The comedian discussed the incident over a new three-part episode of her podcast, “The World According to Sheryl,” saying that Osbourne’s accusation that executives at CBS had written questions for Underwood to ask Osbourne were not true.
“What additional questions came from an executive?” one of Underwood’s podcast co-hosts asked during Saturday’s episode.
“None ... none, none,” Underwood replied.
Osbourne had come under fire after she shouted at Underwood during an episode of “The Talk” on March 10, when the comedian questioned her about her support for Piers Morgan, who publicly cast doubt on Meghan Markle’s experiences of dealing with racism and contemplating suicide during her time as a working royal.

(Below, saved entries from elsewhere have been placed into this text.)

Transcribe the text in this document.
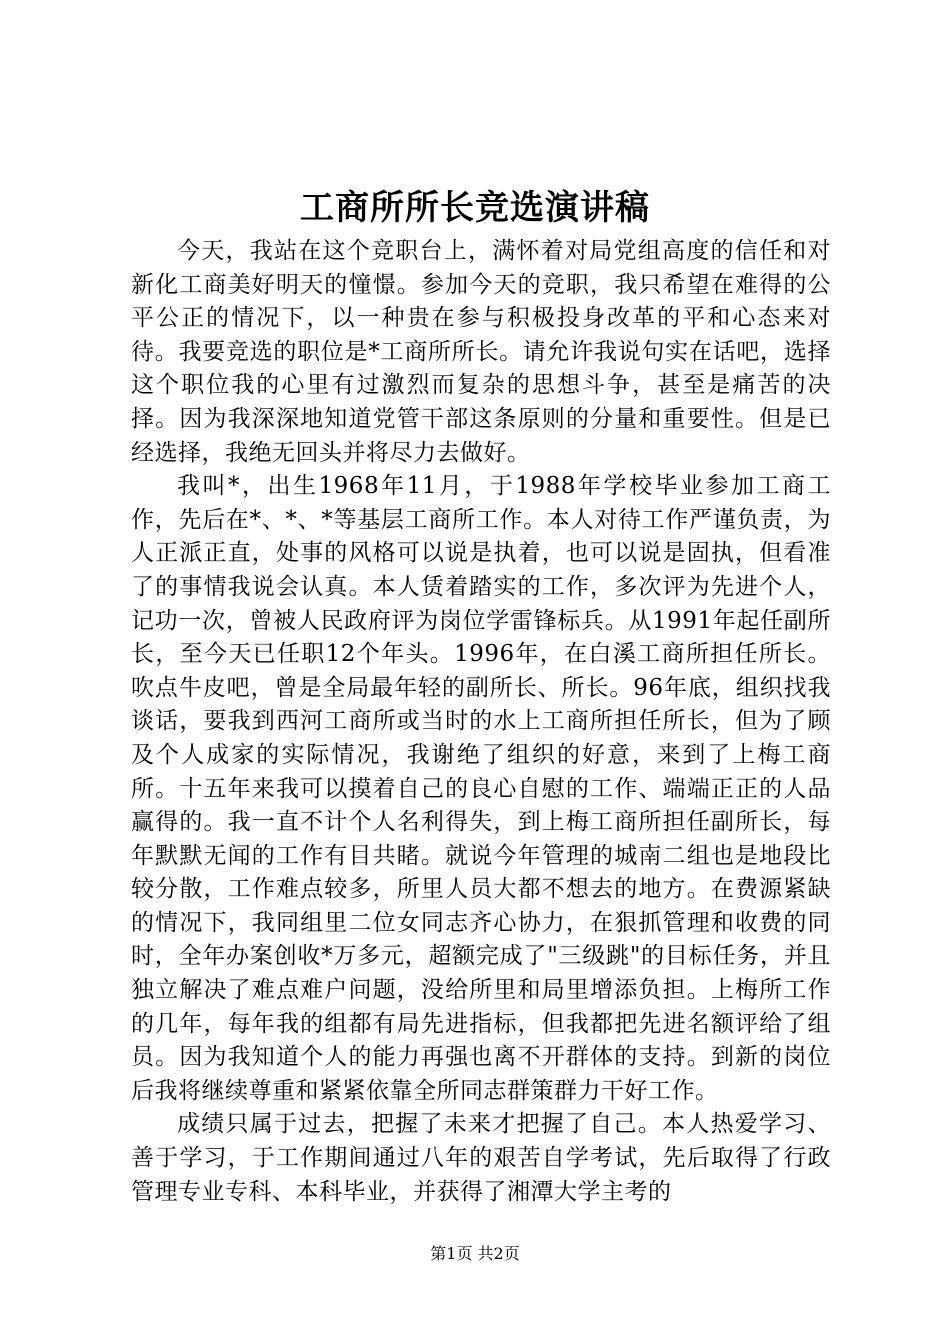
工商所所长竞选演讲稿

今天，我站在这个竞职台上，满怀着对局党组高度的信任和对新化工商美好明天的憧憬。参加今天的竞职，我只希望在难得的公平公正的情况下，以一种贵在参与积极投身改革的平和心态来对待。我要竞选的职位是*工商所所长。请允许我说句实在话吧，选择这个职位我的心里有过激烈而复杂的思想斗争，甚至是痛苦的决择。因为我深深地知道党管干部这条原则的分量和重要性。但是已经选择，我绝无回头并将尽力去做好。

我叫*，出生1968年11月，于1988年学校毕业参加工商工作，先后在*、*、*等基层工商所工作。本人对待工作严谨负责，为人正派正直，处事的风格可以说是执着，也可以说是固执，但看准了的事情我说会认真。本人赁着踏实的工作，多次评为先进个人，记功一次，曾被人民政府评为岗位学雷锋标兵。从1991年起任副所长，至今天已任职12个年头。1996年，在白溪工商所担任所长。吹点牛皮吧，曾是全局最年轻的副所长、所长。96年底，组织找我谈话，要我到西河工商所或当时的水上工商所担任所长，但为了顾及个人成家的实际情况，我谢绝了组织的好意，来到了上梅工商所。十五年来我可以摸着自己的良心自慰的工作、端端正正的人品赢得的。我一直不计个人名利得失，到上梅工商所担任副所长，每年默默无闻的工作有目共睹。就说今年管理的城南二组也是地段比较分散，工作难点较多，所里人员大都不想去的地方。在费源紧缺的情况下，我同组里二位女同志齐心协力，在狠抓管理和收费的同时，全年办案创收*万多元，超额完成了"三级跳"的目标任务，并且独立解决了难点难户问题，没给所里和局里增添负担。上梅所工作的几年，每年我的组都有局先进指标，但我都把先进名额评给了组员。因为我知道个人的能力再强也离不开群体的支持。到新的岗位后我将继续尊重和紧紧依靠全所同志群策群力干好工作。

成绩只属于过去，把握了未来才把握了自己。本人热爱学习、善于学习，于工作期间通过八年的艰苦自学考试，先后取得了行政管理专业专科、本科毕业，并获得了湘潭大学主考的

第1页 共2页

The show went on an extended hiatus after the exchange as the network conducted an internal review. CBS announced on March 26 that Osbourne’s on-set behavior “did not align” with the network’s values and that the panelist had decided to leave the show.
(See a clip of the exchange below.)
Osbourne had complained to Entertainment Tonight days after her tense encounter with Underwood that she felt taken off guard by her co-host’s question, and she accused executives of setting her up by not properly prepping her ― which she said is the usual practice. Osbourne called herself a “sacrificial lamb.”
“Sheryl asked me these questions, which I didn’t know ― and they were written questions ― and then Elaine’s [Welteroth] reading her questions, and I’m like, ‘I’ve been set up.’”
In an interview with Variety published last month, Osbourne accused CBS executives of sending orders to have Underwood ask her about Morgan’s attacks on the Duchess of Sussex.
Elsewhere in her podcast, Underwood explained that she was serving as a moderator that week and that she was holding cards as she questioned Osbourne to keep track of all the “other segments” and “other topics” that were happening that day.
She said she jotted down ideas on what to ask during the segment while talking to an executive producer.
“So I start to write on my card, and I’m talking to an executive producer ― not that they’re telling me what to say, they’re helping me shape what I want to say, and this is right before the show is starting,” Underwood recalled. “So I’m writing on a marker, ‘I’d like to start with this and then I’d like to go to this and go to that. ... Does that sound OK? Does that sound succinct? It doesn’t sound argumentative does it?’”
“I’m thinking from the producer side, and I’m thinking, ‘How do you guide this conversation?’” she added.
CBS noted in its statement about Osbourne’s departure that it “did not find any evidence that CBS executives orchestrated the discussion or blindsided any of the hosts.”
“At the same time, we acknowledge the network and studio teams, as well as the showrunners, are accountable for what happened during that broadcast as it was clear the co-hosts were not properly prepared by the staff for a complex and sensitive discussion involving race,” the statement continued.
On March 12, Osbourne issued an apology, addressed to “anyone of color,” for her behavior on air earlier that week. Elsewhere in her interview with ET, she said she had apologized to Underwood and that the comedian has “not gotten back.”
Underwood said in her podcast over the weekend that she had not spoken to Osbourne since they were on set. Asked whether Osbourne had called her, Underwood said “no.”
“I’ve been looking through my phone ...” Underwood joked.
Underwood said later in the episode that she had received some text messages, though she did not specify who they were from.
“I want to be clear, I was texted by ... people ... and I don’t know if they want their business in the street, but I will say [I was reached out to] to say, ‘I understand what you’re going through and I know you need your space,’” Underwood later added. “Those were text messages.”
Osbourne also said she had apologized to Underwood in person in the dressing room after the encounter. Underwood said in an episode of her podcast last month that Osbourne had approached her immediately after the exchange and that the two “squashed it.”
Following Osbourne’s on-air outburst ― she demanded Underwood “educate” her on how Morgan’s behavior could be perceived as racist ― journalist Yashar Ali reported that she had been accused of making racist and homophobic comments about her former colleagues.
Osbourne denied those allegations through her publicist Howard Bragman, who called them “lies” and a “recasting of history.”